Both of Wisconsin’s largest public employee unions announced that they would agree to the budget’s financial concessions; Walker has refused to negotiate…and essentially proved that you were correct:
Same link as above:
I work for UW-Madison and I’m increasingly worried about the (nation-wide) idealogical ossification of our “liberals” and “conservatives” and these tit-for-tat election cycles. Does electing a dysfunctional government indicate that voters are no longer fit to govern themselves?
As a native Wisconsinite, former WEAC member, and someone with family connections to the state’s public employee unions, I appreciate this post.
I also wonder if there isn’t another important economic collective in America: professionals. The knock on unions seems to be that its members’ salary and benefits are artificially high. A former high school classmate recently posted on Facebook:
“I’m assuming if you are backing the need for collective bargaining, it is because you know that you could not get that compensation based on your own merit &/or ability.”

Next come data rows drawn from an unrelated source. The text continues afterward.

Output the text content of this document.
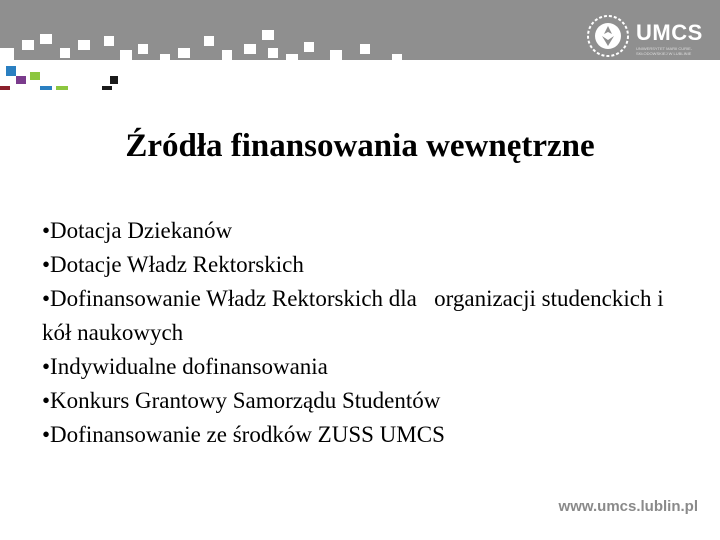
UMCS
UNIWERSYTET MARII CURIE-SKŁODOWSKIEJ W LUBLINIE
Źródła finansowania wewnętrzne

•Dotacja Dziekanów

•Dotacje Władz Rektorskich

•Dofinansowanie Władz Rektorskich dla   organizacji studenckich i kół naukowych

•Indywidualne dofinansowania

•Konkurs Grantowy Samorządu Studentów

•Dofinansowanie ze środków ZUSS UMCS

www.umcs.lublin.pl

Professionals don’t collectively bargain in a formal sense, but they do have “standards”. These standards, typically a specific type of college degree, limit the labor pool for the profession creating a kind of collective that keeps compensation high. It’s a loose collective, but arguably much more effective than a union. For example, what’s more common, a non-union plumber or non-professional engineer? Professionals also exercise this substantial leverage with a very low profile, we don’t “see” it in the same way we see unions. In fact, “professional” instead simply has become synonymous with “meritorious”. We see earning a professional degree as the only way to acquire the knowledge to do the job, but there’s really no reason to be believe this. A clever, hardworking high school graduate could probably learn most professions by some kind of independent study combined with apprenticeship – probably in a lot less than 4-5 years. Of course, if we allowed this, professionals’ salaries would drop, presumably to less “artificial” levels.

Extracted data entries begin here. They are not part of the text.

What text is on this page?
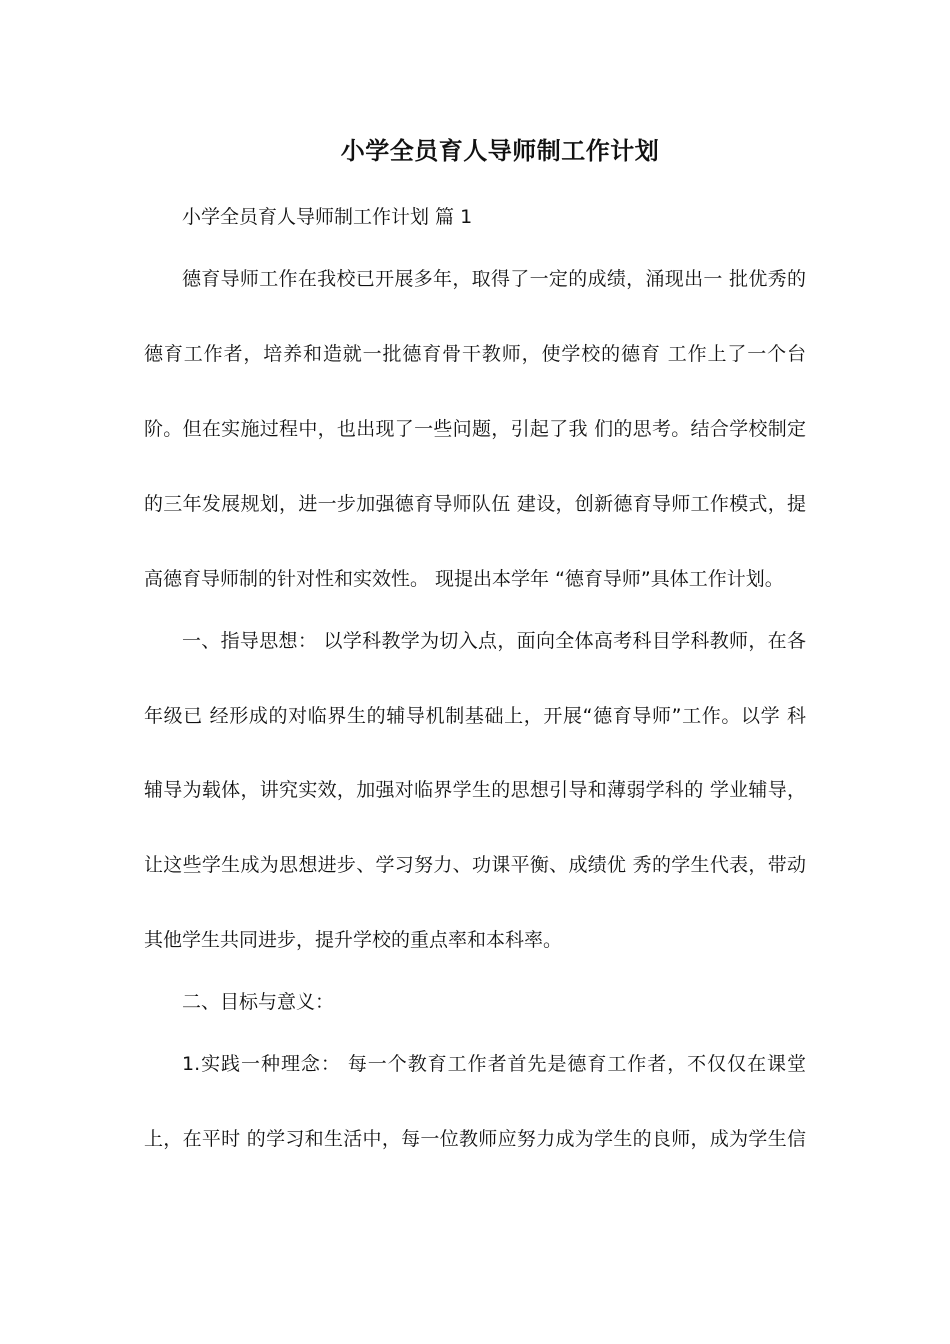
小学全员育人导师制工作计划
小学全员育人导师制工作计划 篇 1
德育导师工作在我校已开展多年，取得了一定的成绩，涌现出一 批优秀的
德育工作者，培养和造就一批德育骨干教师，使学校的德育 工作上了一个台
阶。但在实施过程中，也出现了一些问题，引起了我 们的思考。结合学校制定
的三年发展规划，进一步加强德育导师队伍 建设，创新德育导师工作模式，提
高德育导师制的针对性和实效性。 现提出本学年 “德育导师”具体工作计划。
一、指导思想： 以学科教学为切入点，面向全体高考科目学科教师，在各
年级已 经形成的对临界生的辅导机制基础上，开展“德育导师”工作。以学 科
辅导为载体，讲究实效，加强对临界学生的思想引导和薄弱学科的 学业辅导，
让这些学生成为思想进步、学习努力、功课平衡、成绩优 秀的学生代表，带动
其他学生共同进步，提升学校的重点率和本科率。
二、目标与意义：
1.实践一种理念： 每一个教育工作者首先是德育工作者，不仅仅在课堂
上，在平时 的学习和生活中，每一位教师应努力成为学生的良师，成为学生信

I wonder when and why the nation’s teachers and public employees became the Great Satan? At what point did earning $57,500 (the median salary including benefits for a secondary teacher) become the definition of “grossly overpaid” and “artificially high.” What marked the minute when sticking it to VA nurses and the janitors at the Kansas City IRS office by freezing their salaries become the linchpin of deficit reduction?